I'm thinking mid to long term here. International waters are nice and all, but not really an ungoverned space. If these people have true megacorp ambitions, as in, toppling governments; establishing corporate ruled fiefdoms, commanding private militaries etc. A ship at sea is just another target for the enemy.

Seems more sensible to use this current period of virtually exclusively private space travel to ensure space becomes a privately and not government controlled domain by deploying their tech first and fast, before legislation can catch up.

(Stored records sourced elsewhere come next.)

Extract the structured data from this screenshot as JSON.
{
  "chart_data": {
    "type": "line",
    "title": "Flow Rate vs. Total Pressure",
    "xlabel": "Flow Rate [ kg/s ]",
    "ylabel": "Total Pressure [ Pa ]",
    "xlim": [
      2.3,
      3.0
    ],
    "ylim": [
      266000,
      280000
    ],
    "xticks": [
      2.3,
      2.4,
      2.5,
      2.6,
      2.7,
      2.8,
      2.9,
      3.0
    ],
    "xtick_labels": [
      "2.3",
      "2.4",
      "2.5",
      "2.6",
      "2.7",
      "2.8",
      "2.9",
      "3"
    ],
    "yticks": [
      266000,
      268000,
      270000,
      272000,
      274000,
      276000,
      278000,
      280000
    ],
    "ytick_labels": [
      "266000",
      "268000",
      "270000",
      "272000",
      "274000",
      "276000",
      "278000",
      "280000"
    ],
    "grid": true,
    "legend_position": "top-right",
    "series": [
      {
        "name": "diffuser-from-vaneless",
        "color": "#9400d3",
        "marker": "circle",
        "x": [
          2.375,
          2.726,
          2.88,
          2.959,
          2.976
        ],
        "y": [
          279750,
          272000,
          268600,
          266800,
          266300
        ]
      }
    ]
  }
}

What are the governments gonna do if google quickly brings a reactor powered data silo into space, and then some defensive satellites? Slap some ICBMs on there or maybe a railgun. Before states and nations are even able to act as a sovereign in space, those corpos will have claimed it already.

[–] jrs100000@lemmy.world 1 points 2 days ago

The US, China, Russia and more all have the capability to reach out and touch a data center in orbit. Further, such a facility wont last long without regular and extensive ground based support, which will very much be in someone's jurisdiction. Finally, if a mega corp cant even get one government somewhere on Earth to let them operate a single micro data center without interference then they hardly have the pull required to make a play at world domination.

[–] drspod@lemmy.ml 3 points 2 days ago (1 children)

The datacenter may be out of the reach of terrestrial law enforcement, but the company directors won't be.

[–] GregorGizeh@lemmy.zip 1 points 2 days ago

Fair point, but assuming they manage to get orbital weapons up there, is any government willing to drone strike some replaceable executives if the threat of a nuke looms overhead? Even if they can't hit terrestrial targets for now, shooting down rivaling satellites and other comms infrastructure (or even shuttles?) seems a pretty powerful deterrent to most developed countries because they are so dependent on it.